1. Pellet 3 mL of culture in a 1.5 mL eppendorf tube.
2. Rinse pellet twice with 1 mL of 10 mM Tris, pH 7.5, 0.15 M NaCl.
3. Resuspend in 150 uL of 10 mM Tris, pH 7.5, 0.15 M NaCl.
4. Subject to 10 pulses of sonication, with a minimum power setting and 80% duty cycle.

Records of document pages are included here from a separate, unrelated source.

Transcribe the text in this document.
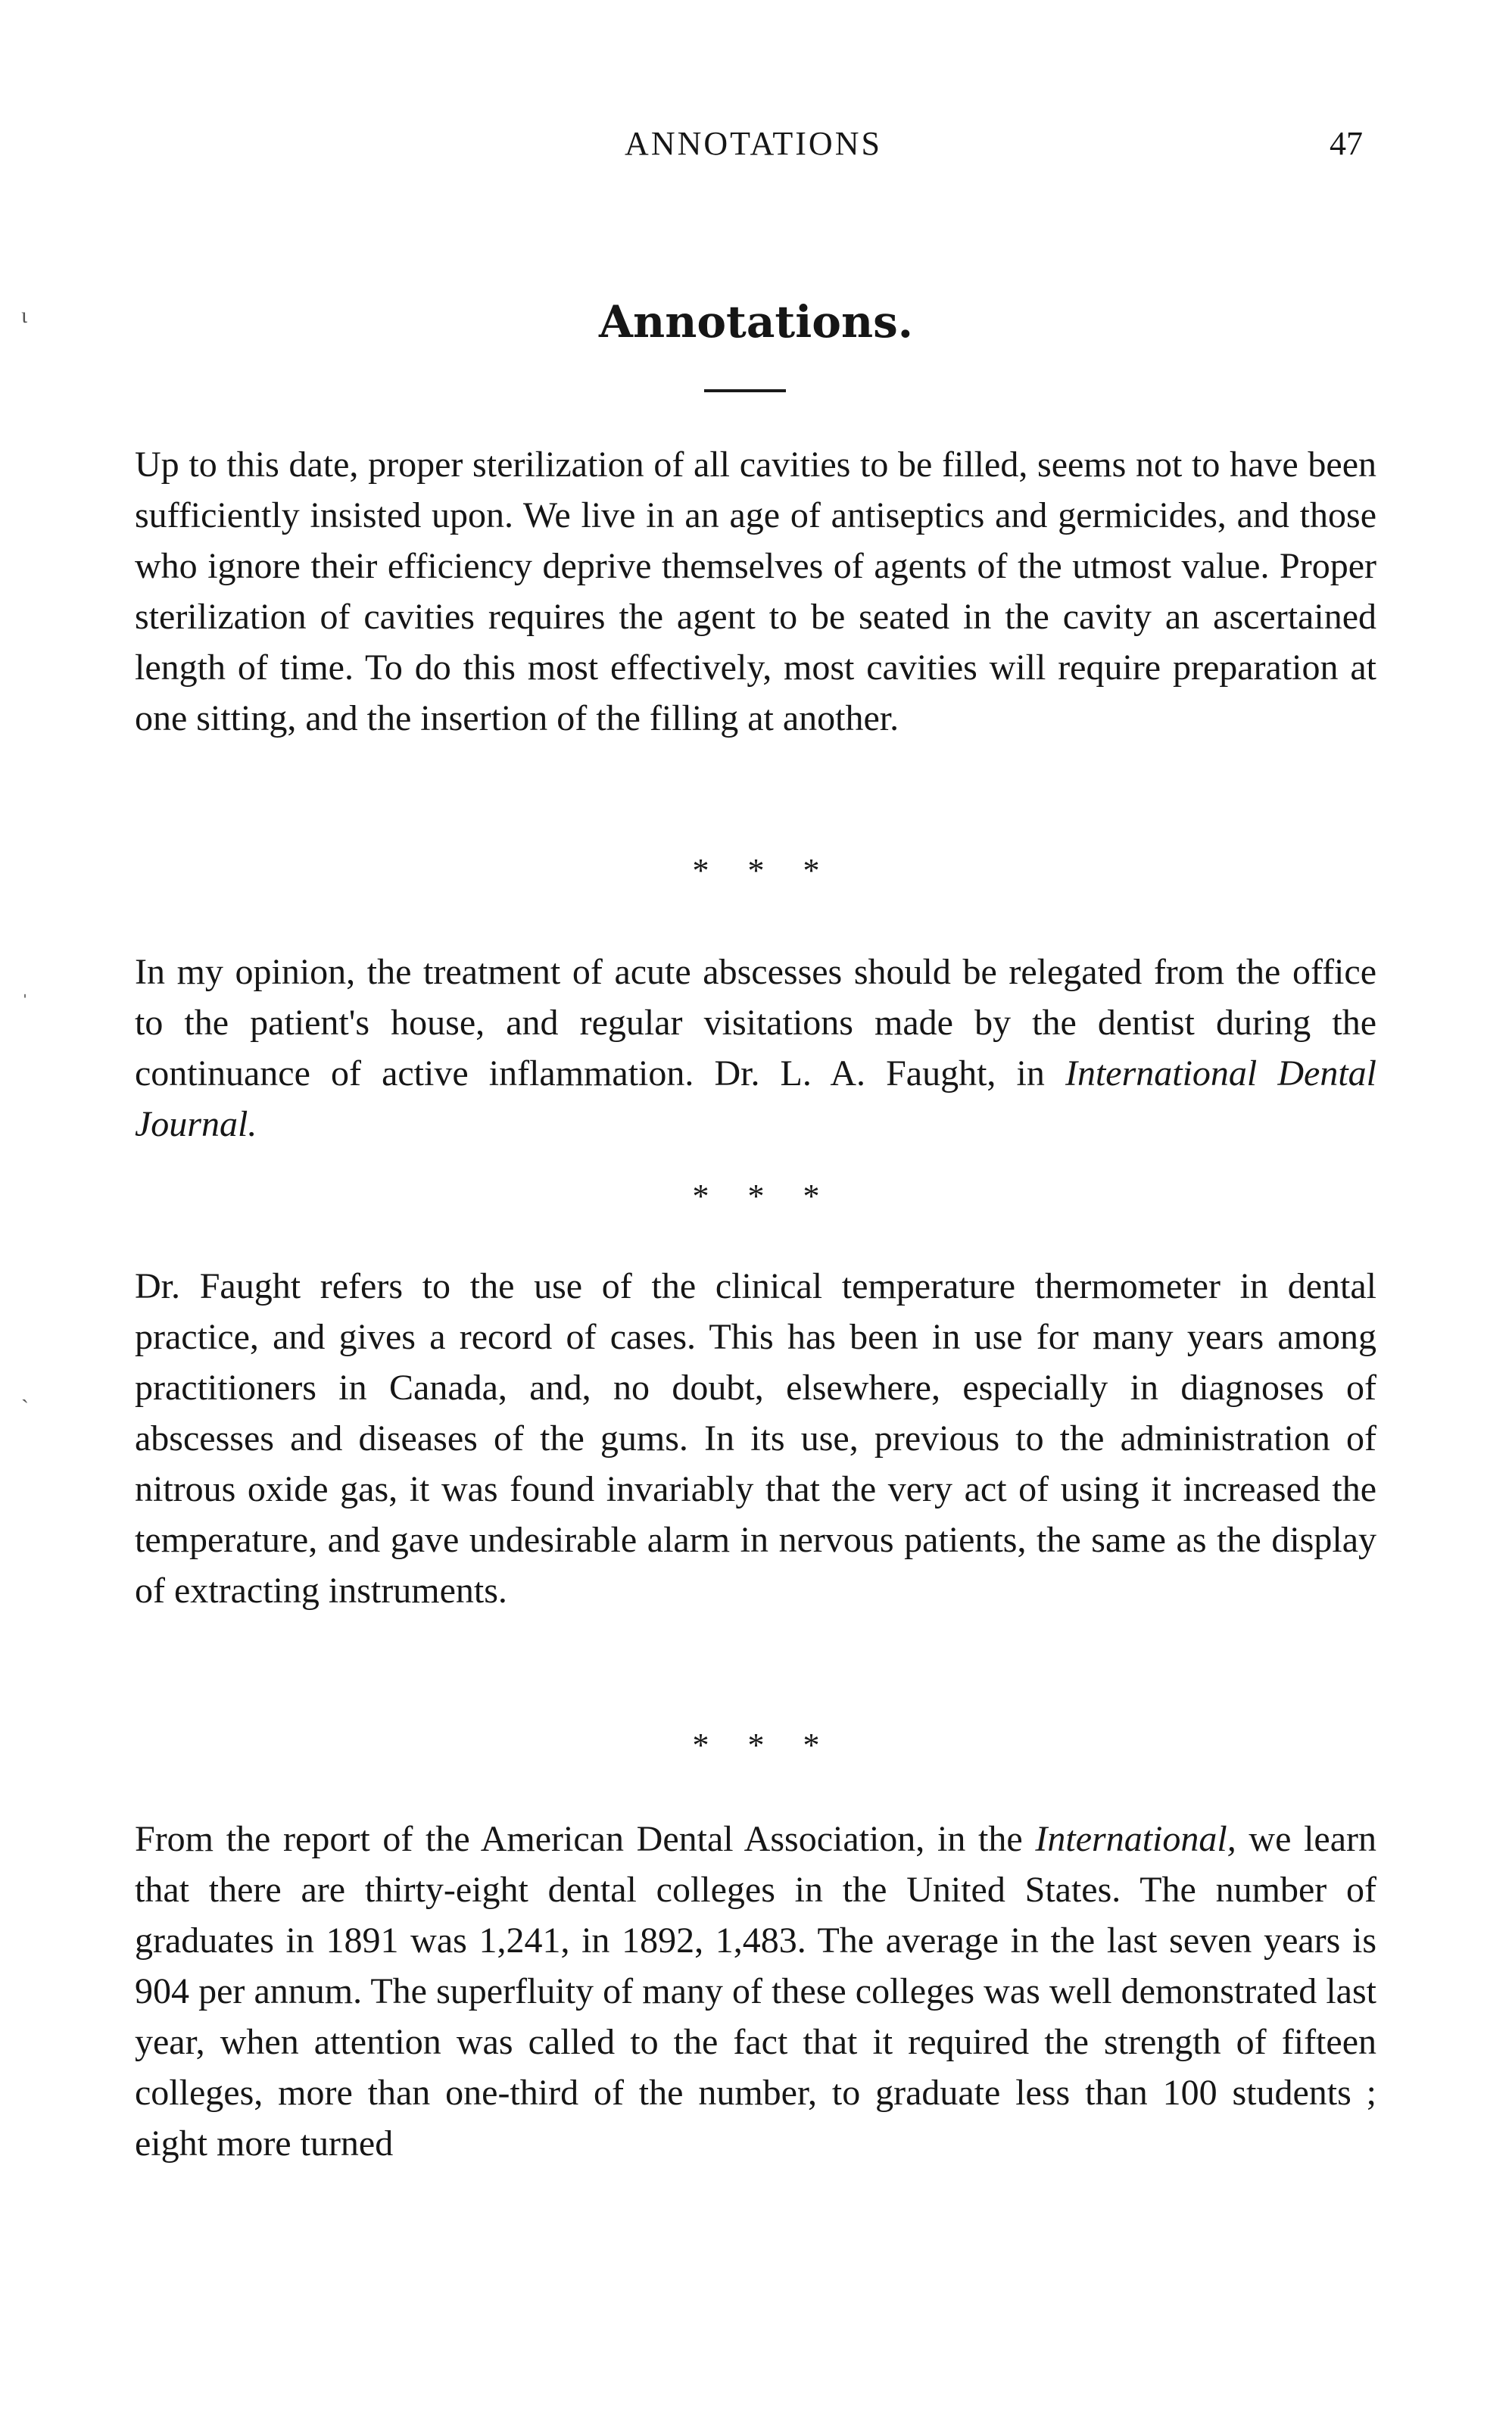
ANNOTATIONS	47
Annotations.

Up to this date, proper sterilization of all cavities to be filled, seems not to have been sufficiently insisted upon. We live in an age of antiseptics and germicides, and those who ignore their efficiency deprive themselves of agents of the utmost value. Proper sterilization of cavities requires the agent to be seated in the cavity an ascertained length of time. To do this most effectively, most cavities will require preparation at one sitting, and the insertion of the filling at another.

* * *

In my opinion, the treatment of acute abscesses should be relegated from the office to the patient's house, and regular visitations made by the dentist during the continuance of active inflammation. Dr. L. A. Faught, in International Dental Journal.

* * *

Dr. Faught refers to the use of the clinical temperature thermometer in dental practice, and gives a record of cases. This has been in use for many years among practitioners in Canada, and, no doubt, elsewhere, especially in diagnoses of abscesses and diseases of the gums. In its use, previous to the administration of nitrous oxide gas, it was found invariably that the very act of using it increased the temperature, and gave undesirable alarm in nervous patients, the same as the display of extracting instruments.

* * *

From the report of the American Dental Association, in the International, we learn that there are thirty-eight dental colleges in the United States. The number of graduates in 1891 was 1,241, in 1892, 1,483. The average in the last seven years is 904 per annum. The superfluity of many of these colleges was well demonstrated last year, when attention was called to the fact that it required the strength of fifteen colleges, more than one-third of the number, to graduate less than 100 students ; eight more turned

ɩ
ˌ
ˏ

5. Centrifuge sonicant at 14,000 G for 15 minutes.
6. Remove supernatant.
7. Wash pellet twice with 1 mL of 10 mM Tris, pH 7.5, 0.15 M NaCl.
8. Resuspend in final volume of 150 μL.
9. Remove a 5 uL aliquot of the pellet and supernatant.
10. Mix with 5 μL of SDS buffer containing DTT.
11. Heat for 15 minutes at 100 degrees in a thermocycler.
12. Resolve protein using a 12.5% acrylamide gel, stain with Coomassie.
13. Fix image gel using densiometry, allowing analysis of soluble and insoluble fraction.

Notes and Cautions
------------------

- Can use internal standard of BSA at 2 mg/mL.